[Linux-cluster] GFS2 and backups (performance tuning)

Thu Dec 3 20:42:57 UTC 2009

We have a two node cluster primarily acting as an NFS serving
environment.  Our backup infrastructure here uses NetBackup and,
unfortunately, NetBackup has no PPC client (we're running on IBM JS20
blades) so we're approaching the backup strategy in two different ways:

  - Run netbackup client from another machine and point it to NFS share
    on one of our two cluster nodes
  - Run rsyncd on our cluster nodes and rsync from a remote machine.
    NetBackup then backs up that machine.

The GFS2 filesystem in our cluster only is storing about 90GB of data,
but has about one million files (inodes used reported via df -i) on it.

(For the curious, this is a home directory server and we do break
thinsg up under a top level hierarchy of a folder for each first letter
of a username).

The NetBackup over NFS route is extremely slow and spikes the load up
on whichever server is being backed up from.  We made the following
adjustments to try and improve performance:

  - Set the following in our cluster.conf file:

    <dlm plock_ownership="1" plock_rate_limit="0"/>
    <gfs_controld plock_rate_limit="0"/>

    ping_pong will give me about 3-5k locks/sec now.

  - Mounted filesystem with noatime,nodiratime,quota=off

This seems to have helped a bit, but things are still taking a long
time.  I should note here that I tried running ping_pong to one of our
cluster nodes via one of its NFS exports of the GFS2 filesystem.  While
I can get 3000-5000 locks/sec locally, over NFS it was about... 2 or 3
(not thousand, literally 2 or 3).  tcpdump of the NLM port shows the
NFS lock manager on the node responding NLM_BLOCK most of the time.
I'm not sure if GFS2 or our NFS daemon is to blame... in any case...

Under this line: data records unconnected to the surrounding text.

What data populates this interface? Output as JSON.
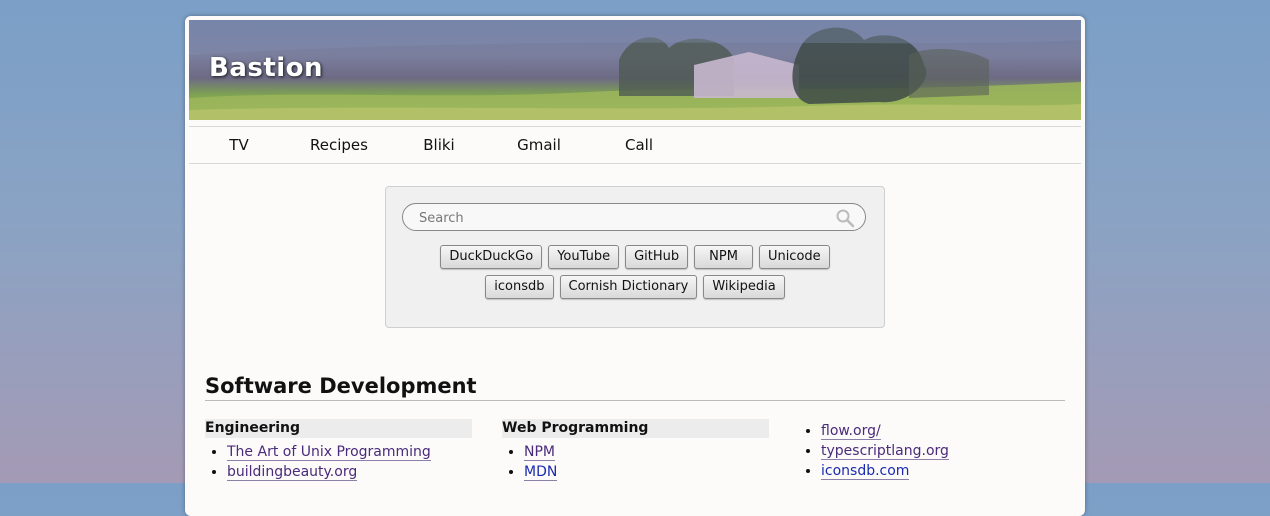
{
  "site": {
    "title": "Bastion"
  },
  "nav": {
    "items": [
      "TV",
      "Recipes",
      "Bliki",
      "Gmail",
      "Call"
    ]
  },
  "search": {
    "placeholder": "Search",
    "buttons_row1": [
      "DuckDuckGo",
      "YouTube",
      "GitHub",
      "NPM",
      "Unicode"
    ],
    "buttons_row2": [
      "iconsdb",
      "Cornish Dictionary",
      "Wikipedia"
    ]
  },
  "section": {
    "title": "Software Development",
    "columns": [
      {
        "heading": "Engineering",
        "links": [
          "The Art of Unix Programming",
          "buildingbeauty.org"
        ]
      },
      {
        "heading": "Web Programming",
        "links": [
          "NPM",
          "MDN"
        ]
      },
      {
        "heading": "",
        "links": [
          "flow.org/",
          "typescriptlang.org",
          "iconsdb.com"
        ]
      }
    ]
  }
}
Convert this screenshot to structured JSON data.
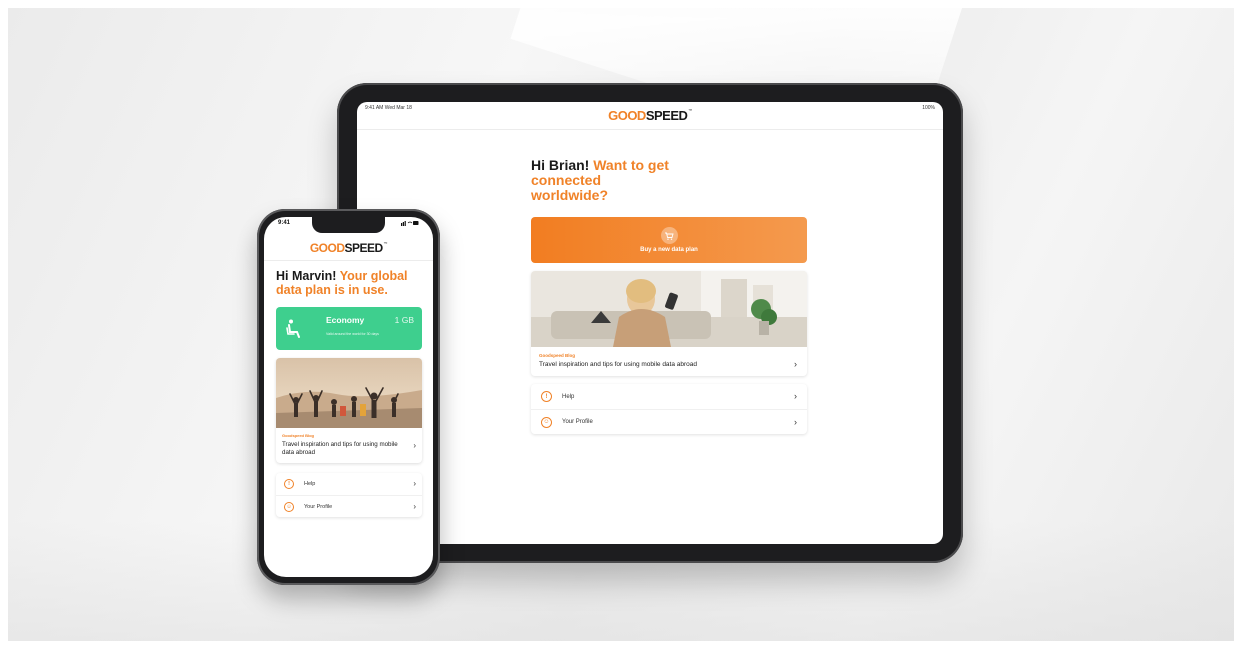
{
  "brand": {
    "good": "GOOD",
    "speed": "SPEED",
    "tm": "™",
    "accent": "#f08228",
    "green": "#3ecf8e"
  },
  "tablet": {
    "status_left": "9:41 AM  Wed Mar 18",
    "status_right": "100%",
    "greeting_name": "Hi Brian!",
    "greeting_rest": "Want to get connected worldwide?",
    "buy_label": "Buy a new data plan",
    "blog": {
      "tag": "Goodspeed Blog",
      "title": "Travel inspiration and tips for using mobile data abroad"
    },
    "menu": [
      {
        "icon": "info-icon",
        "glyph": "!",
        "label": "Help"
      },
      {
        "icon": "profile-icon",
        "glyph": "☺",
        "label": "Your Profile"
      }
    ]
  },
  "phone": {
    "time": "9:41",
    "greeting_name": "Hi Marvin!",
    "greeting_rest": "Your global data plan is in use.",
    "plan": {
      "name": "Economy",
      "size": "1 GB",
      "description": "Valid around the world for 30 days"
    },
    "blog": {
      "tag": "Goodspeed Blog",
      "title": "Travel inspiration and tips for using mobile data abroad"
    },
    "menu": [
      {
        "icon": "info-icon",
        "glyph": "!",
        "label": "Help"
      },
      {
        "icon": "profile-icon",
        "glyph": "☺",
        "label": "Your Profile"
      }
    ]
  }
}
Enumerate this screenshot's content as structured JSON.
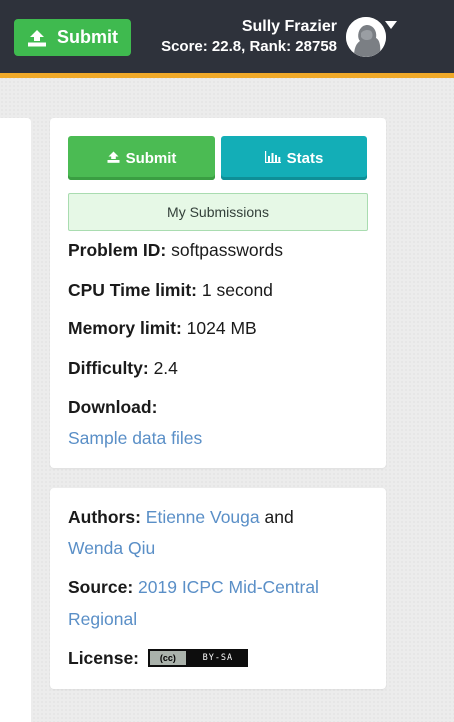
{
  "header": {
    "submit_label": "Submit",
    "user_name": "Sully Frazier",
    "user_stats": "Score: 22.8, Rank: 28758"
  },
  "sidebar": {
    "submit_label": "Submit",
    "stats_label": "Stats",
    "my_submissions_label": "My Submissions",
    "problem_id_label": "Problem ID:",
    "problem_id_value": "softpasswords",
    "cpu_label": "CPU Time limit:",
    "cpu_value": "1 second",
    "memory_label": "Memory limit:",
    "memory_value": "1024 MB",
    "difficulty_label": "Difficulty:",
    "difficulty_value": "2.4",
    "download_label": "Download:",
    "download_link": "Sample data files"
  },
  "meta": {
    "authors_label": "Authors:",
    "author_1": "Etienne Vouga",
    "authors_join": "and",
    "author_2": "Wenda Qiu",
    "source_label": "Source:",
    "source_line1": "2019 ICPC Mid-Central",
    "source_line2": "Regional",
    "license_label": "License:",
    "license_badge_left": "(cc)",
    "license_badge_right": "BY-SA"
  },
  "colors": {
    "topbar": "#2e323b",
    "accent_bar": "#f0a928",
    "submit_green": "#4bbb53",
    "stats_teal": "#13aeb7",
    "link_blue": "#5a8fc7"
  },
  "icons": {
    "submit": "upload-icon",
    "stats": "bar-chart-icon",
    "avatar_menu": "caret-down-icon"
  }
}
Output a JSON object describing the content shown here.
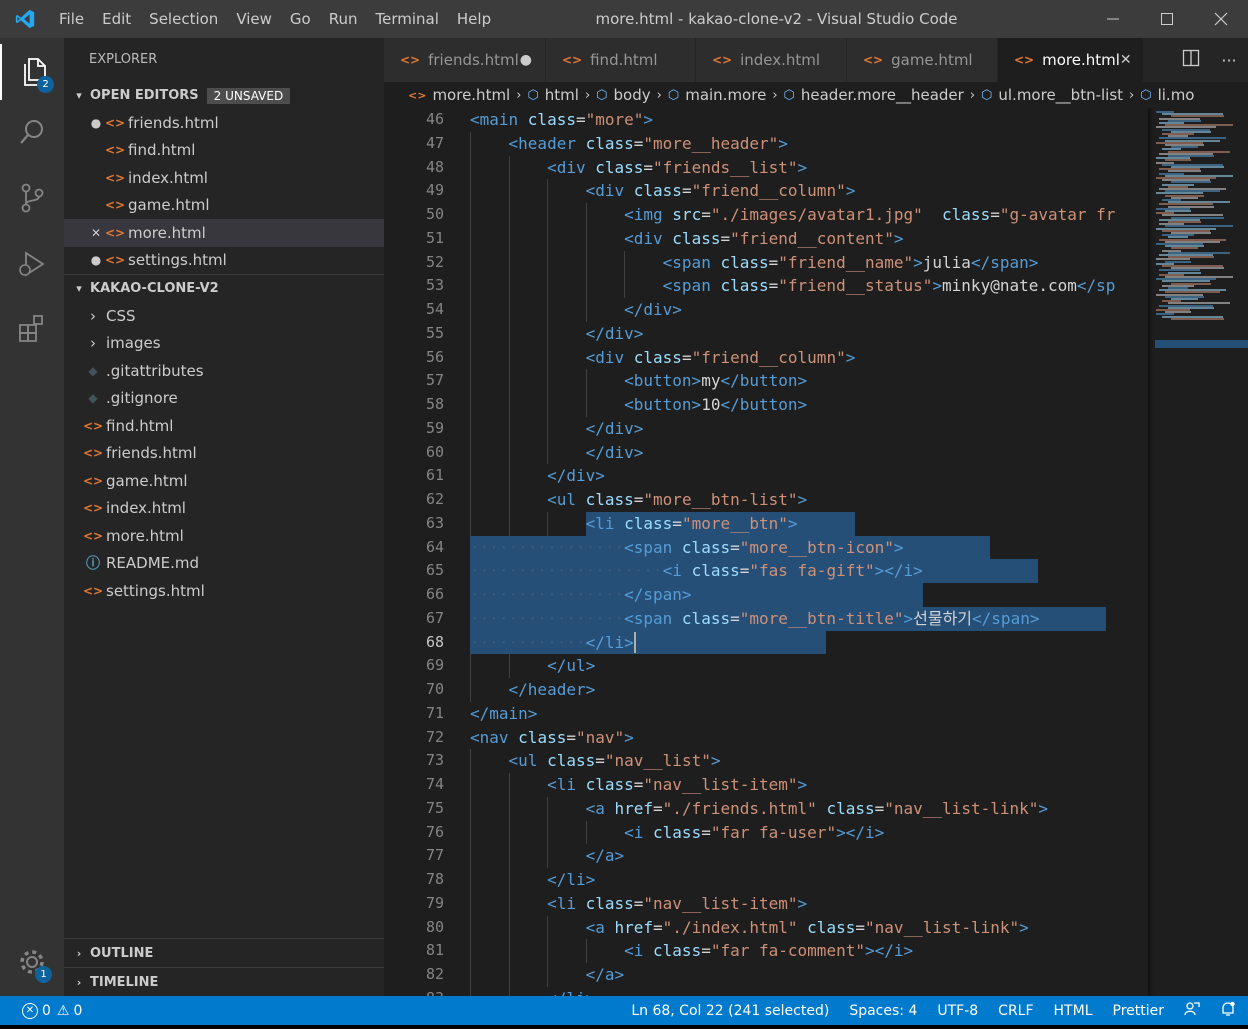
{
  "window": {
    "title": "more.html - kakao-clone-v2 - Visual Studio Code",
    "menu": [
      "File",
      "Edit",
      "Selection",
      "View",
      "Go",
      "Run",
      "Terminal",
      "Help"
    ]
  },
  "activity": {
    "explorer_badge": "2",
    "settings_badge": "1"
  },
  "explorer": {
    "title": "EXPLORER",
    "open_editors_label": "OPEN EDITORS",
    "unsaved_label": "2 UNSAVED",
    "open_editors": [
      {
        "name": "friends.html",
        "mark": "●"
      },
      {
        "name": "find.html",
        "mark": ""
      },
      {
        "name": "index.html",
        "mark": ""
      },
      {
        "name": "game.html",
        "mark": ""
      },
      {
        "name": "more.html",
        "mark": "✕"
      },
      {
        "name": "settings.html",
        "mark": "●"
      }
    ],
    "project_label": "KAKAO-CLONE-V2",
    "tree": [
      {
        "name": "CSS",
        "kind": "folder"
      },
      {
        "name": "images",
        "kind": "folder"
      },
      {
        "name": ".gitattributes",
        "kind": "git"
      },
      {
        "name": ".gitignore",
        "kind": "git"
      },
      {
        "name": "find.html",
        "kind": "html"
      },
      {
        "name": "friends.html",
        "kind": "html"
      },
      {
        "name": "game.html",
        "kind": "html"
      },
      {
        "name": "index.html",
        "kind": "html"
      },
      {
        "name": "more.html",
        "kind": "html"
      },
      {
        "name": "README.md",
        "kind": "info"
      },
      {
        "name": "settings.html",
        "kind": "html"
      }
    ],
    "outline_label": "OUTLINE",
    "timeline_label": "TIMELINE"
  },
  "tabs": [
    {
      "name": "friends.html",
      "state": "●"
    },
    {
      "name": "find.html",
      "state": ""
    },
    {
      "name": "index.html",
      "state": ""
    },
    {
      "name": "game.html",
      "state": ""
    },
    {
      "name": "more.html",
      "state": "✕"
    }
  ],
  "breadcrumb": [
    "more.html",
    "html",
    "body",
    "main.more",
    "header.more__header",
    "ul.more__btn-list",
    "li.mo"
  ],
  "editor": {
    "first_line": 46,
    "lines": [
      {
        "i": 2,
        "t": [
          [
            "tag",
            "<main "
          ],
          [
            "attr",
            "class"
          ],
          [
            "txt",
            "="
          ],
          [
            "str",
            "\"more\""
          ],
          [
            "tag",
            ">"
          ]
        ]
      },
      {
        "i": 3,
        "t": [
          [
            "tag",
            "<header "
          ],
          [
            "attr",
            "class"
          ],
          [
            "txt",
            "="
          ],
          [
            "str",
            "\"more__header\""
          ],
          [
            "tag",
            ">"
          ]
        ]
      },
      {
        "i": 4,
        "t": [
          [
            "tag",
            "<div "
          ],
          [
            "attr",
            "class"
          ],
          [
            "txt",
            "="
          ],
          [
            "str",
            "\"friends__list\""
          ],
          [
            "tag",
            ">"
          ]
        ]
      },
      {
        "i": 5,
        "t": [
          [
            "tag",
            "<div "
          ],
          [
            "attr",
            "class"
          ],
          [
            "txt",
            "="
          ],
          [
            "str",
            "\"friend__column\""
          ],
          [
            "tag",
            ">"
          ]
        ]
      },
      {
        "i": 6,
        "t": [
          [
            "tag",
            "<img "
          ],
          [
            "attr",
            "src"
          ],
          [
            "txt",
            "="
          ],
          [
            "str",
            "\"./images/avatar1.jpg\""
          ],
          [
            "txt",
            "  "
          ],
          [
            "attr",
            "class"
          ],
          [
            "txt",
            "="
          ],
          [
            "str",
            "\"g-avatar fr"
          ]
        ]
      },
      {
        "i": 6,
        "t": [
          [
            "tag",
            "<div "
          ],
          [
            "attr",
            "class"
          ],
          [
            "txt",
            "="
          ],
          [
            "str",
            "\"friend__content\""
          ],
          [
            "tag",
            ">"
          ]
        ]
      },
      {
        "i": 7,
        "t": [
          [
            "tag",
            "<span "
          ],
          [
            "attr",
            "class"
          ],
          [
            "txt",
            "="
          ],
          [
            "str",
            "\"friend__name\""
          ],
          [
            "tag",
            ">"
          ],
          [
            "txt",
            "julia"
          ],
          [
            "tag",
            "</span>"
          ]
        ]
      },
      {
        "i": 7,
        "t": [
          [
            "tag",
            "<span "
          ],
          [
            "attr",
            "class"
          ],
          [
            "txt",
            "="
          ],
          [
            "str",
            "\"friend__status\""
          ],
          [
            "tag",
            ">"
          ],
          [
            "txt",
            "minky@nate.com"
          ],
          [
            "tag",
            "</sp"
          ]
        ]
      },
      {
        "i": 6,
        "t": [
          [
            "tag",
            "</div>"
          ]
        ]
      },
      {
        "i": 5,
        "t": [
          [
            "tag",
            "</div>"
          ]
        ]
      },
      {
        "i": 5,
        "t": [
          [
            "tag",
            "<div "
          ],
          [
            "attr",
            "class"
          ],
          [
            "txt",
            "="
          ],
          [
            "str",
            "\"friend__column\""
          ],
          [
            "tag",
            ">"
          ]
        ]
      },
      {
        "i": 6,
        "t": [
          [
            "tag",
            "<button>"
          ],
          [
            "txt",
            "my"
          ],
          [
            "tag",
            "</button>"
          ]
        ]
      },
      {
        "i": 6,
        "t": [
          [
            "tag",
            "<button>"
          ],
          [
            "txt",
            "10"
          ],
          [
            "tag",
            "</button>"
          ]
        ]
      },
      {
        "i": 5,
        "t": [
          [
            "tag",
            "</div>"
          ]
        ]
      },
      {
        "i": 5,
        "t": [
          [
            "tag",
            "</div>"
          ]
        ]
      },
      {
        "i": 4,
        "t": [
          [
            "tag",
            "</div>"
          ]
        ]
      },
      {
        "i": 4,
        "t": [
          [
            "tag",
            "<ul "
          ],
          [
            "attr",
            "class"
          ],
          [
            "txt",
            "="
          ],
          [
            "str",
            "\"more__btn-list\""
          ],
          [
            "tag",
            ">"
          ]
        ]
      },
      {
        "i": 5,
        "t": [
          [
            "tag",
            "<li "
          ],
          [
            "attr",
            "class"
          ],
          [
            "txt",
            "="
          ],
          [
            "str",
            "\"more__btn\""
          ],
          [
            "tag",
            ">"
          ]
        ],
        "sel": [
          5,
          28
        ]
      },
      {
        "i": 6,
        "t": [
          [
            "tag",
            "<span "
          ],
          [
            "attr",
            "class"
          ],
          [
            "txt",
            "="
          ],
          [
            "str",
            "\"more__btn-icon\""
          ],
          [
            "tag",
            ">"
          ]
        ],
        "sel": [
          0,
          38
        ]
      },
      {
        "i": 7,
        "t": [
          [
            "tag",
            "<i "
          ],
          [
            "attr",
            "class"
          ],
          [
            "txt",
            "="
          ],
          [
            "str",
            "\"fas fa-gift\""
          ],
          [
            "tag",
            "></i>"
          ]
        ],
        "sel": [
          0,
          39
        ]
      },
      {
        "i": 6,
        "t": [
          [
            "tag",
            "</span>"
          ]
        ],
        "sel": [
          0,
          31
        ]
      },
      {
        "i": 6,
        "t": [
          [
            "tag",
            "<span "
          ],
          [
            "attr",
            "class"
          ],
          [
            "txt",
            "="
          ],
          [
            "str",
            "\"more__btn-title\""
          ],
          [
            "tag",
            ">"
          ],
          [
            "txt",
            "선물하기"
          ],
          [
            "tag",
            "</span>"
          ]
        ],
        "sel": [
          0,
          50
        ]
      },
      {
        "i": 5,
        "t": [
          [
            "tag",
            "</li>"
          ]
        ],
        "sel": [
          0,
          25
        ],
        "cursor": true
      },
      {
        "i": 4,
        "t": [
          [
            "tag",
            "</ul>"
          ]
        ]
      },
      {
        "i": 3,
        "t": [
          [
            "tag",
            "</header>"
          ]
        ]
      },
      {
        "i": 2,
        "t": [
          [
            "tag",
            "</main>"
          ]
        ]
      },
      {
        "i": 2,
        "t": [
          [
            "tag",
            "<nav "
          ],
          [
            "attr",
            "class"
          ],
          [
            "txt",
            "="
          ],
          [
            "str",
            "\"nav\""
          ],
          [
            "tag",
            ">"
          ]
        ]
      },
      {
        "i": 3,
        "t": [
          [
            "tag",
            "<ul "
          ],
          [
            "attr",
            "class"
          ],
          [
            "txt",
            "="
          ],
          [
            "str",
            "\"nav__list\""
          ],
          [
            "tag",
            ">"
          ]
        ]
      },
      {
        "i": 4,
        "t": [
          [
            "tag",
            "<li "
          ],
          [
            "attr",
            "class"
          ],
          [
            "txt",
            "="
          ],
          [
            "str",
            "\"nav__list-item\""
          ],
          [
            "tag",
            ">"
          ]
        ]
      },
      {
        "i": 5,
        "t": [
          [
            "tag",
            "<a "
          ],
          [
            "attr",
            "href"
          ],
          [
            "txt",
            "="
          ],
          [
            "str",
            "\"./friends.html\""
          ],
          [
            "txt",
            " "
          ],
          [
            "attr",
            "class"
          ],
          [
            "txt",
            "="
          ],
          [
            "str",
            "\"nav__list-link\""
          ],
          [
            "tag",
            ">"
          ]
        ]
      },
      {
        "i": 6,
        "t": [
          [
            "tag",
            "<i "
          ],
          [
            "attr",
            "class"
          ],
          [
            "txt",
            "="
          ],
          [
            "str",
            "\"far fa-user\""
          ],
          [
            "tag",
            "></i>"
          ]
        ]
      },
      {
        "i": 5,
        "t": [
          [
            "tag",
            "</a>"
          ]
        ]
      },
      {
        "i": 4,
        "t": [
          [
            "tag",
            "</li>"
          ]
        ]
      },
      {
        "i": 4,
        "t": [
          [
            "tag",
            "<li "
          ],
          [
            "attr",
            "class"
          ],
          [
            "txt",
            "="
          ],
          [
            "str",
            "\"nav__list-item\""
          ],
          [
            "tag",
            ">"
          ]
        ]
      },
      {
        "i": 5,
        "t": [
          [
            "tag",
            "<a "
          ],
          [
            "attr",
            "href"
          ],
          [
            "txt",
            "="
          ],
          [
            "str",
            "\"./index.html\""
          ],
          [
            "txt",
            " "
          ],
          [
            "attr",
            "class"
          ],
          [
            "txt",
            "="
          ],
          [
            "str",
            "\"nav__list-link\""
          ],
          [
            "tag",
            ">"
          ]
        ]
      },
      {
        "i": 6,
        "t": [
          [
            "tag",
            "<i "
          ],
          [
            "attr",
            "class"
          ],
          [
            "txt",
            "="
          ],
          [
            "str",
            "\"far fa-comment\""
          ],
          [
            "tag",
            "></i>"
          ]
        ]
      },
      {
        "i": 5,
        "t": [
          [
            "tag",
            "</a>"
          ]
        ]
      },
      {
        "i": 4,
        "t": [
          [
            "tag",
            "</li>"
          ]
        ]
      }
    ]
  },
  "status": {
    "errors": "0",
    "warnings": "0",
    "position": "Ln 68, Col 22 (241 selected)",
    "spaces": "Spaces: 4",
    "encoding": "UTF-8",
    "eol": "CRLF",
    "language": "HTML",
    "formatter": "Prettier"
  },
  "colors": {
    "accent": "#007acc",
    "selection": "#264f78",
    "html_icon": "#e37933"
  }
}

.. I've set up rsyncd on the cluster nodes and am sync'ing from a
remote server now (all of this via Gigabit ethernet).  I'm over an hour
in and the client is still generatin the file list.  strace confirms
that rsync --daemon is still trolling through, generating a list of
files on the filesystem...

I've done a blktrace dump on my GFS2 filesystem's block device and can
clearly see glock_workqueue showing up the most by far.  However, I
don't know what else I can glean from these results.

Anyone have any tips or suggestions on improving either our NFS locking
or rsync --daemon performance beyond what I've already tried?  It might
almost be quicker for us to do a full backup each time than to spend
hours building file lists for differential backups :)

Details of our setup:

  - IBM DS4300 Storage (12 drive RAID5 + 2 spares)
    - Exposed as two LUNs (one per controller)
    - Don't believe this array does hardware snapshots :(
  - Two (2) IBM JS20 Blades (PPC)
    - QLogic ISP2312 2Gb HBA's
    - RHEL 5.4 Advanced Platform PPC
    - multipathd
    - clvm aggregates two LUNs
    - GFS2 on top of clvm
      - Configured with quotas originally, but disabled later by
        mounting quota=off
      - Mounted with noatime,nodiratime,quota=off

  # gfs2_tool gettune /domus1
  new_files_directio = 0
  new_files_jdata = 0
  quota_scale = 1.0000   (1, 1)
  logd_secs = 1
  recoverd_secs = 60
  statfs_quantum = 30
  stall_secs = 600
  quota_cache_secs = 300
  quota_simul_sync = 64
  statfs_slow = 0
  complain_secs = 10
  max_readahead = 262144
  quota_quantum = 60
  quota_warn_period = 10
  jindex_refresh_secs = 60
  log_flush_secs = 60
  incore_log_blocks = 1024

  # gfs2_tool getargs /domus1
  data 2
  suiddir 0
  quota 0
  posix_acl 1
  upgrade 0
  debug 0
  localflocks 0
  localcaching 0
  ignore_local_fs 0
  spectator 0
  hostdata jid=1:id=196610:first=0
  locktable 
  lockproto 

Thanks in advance for any advice.

Ray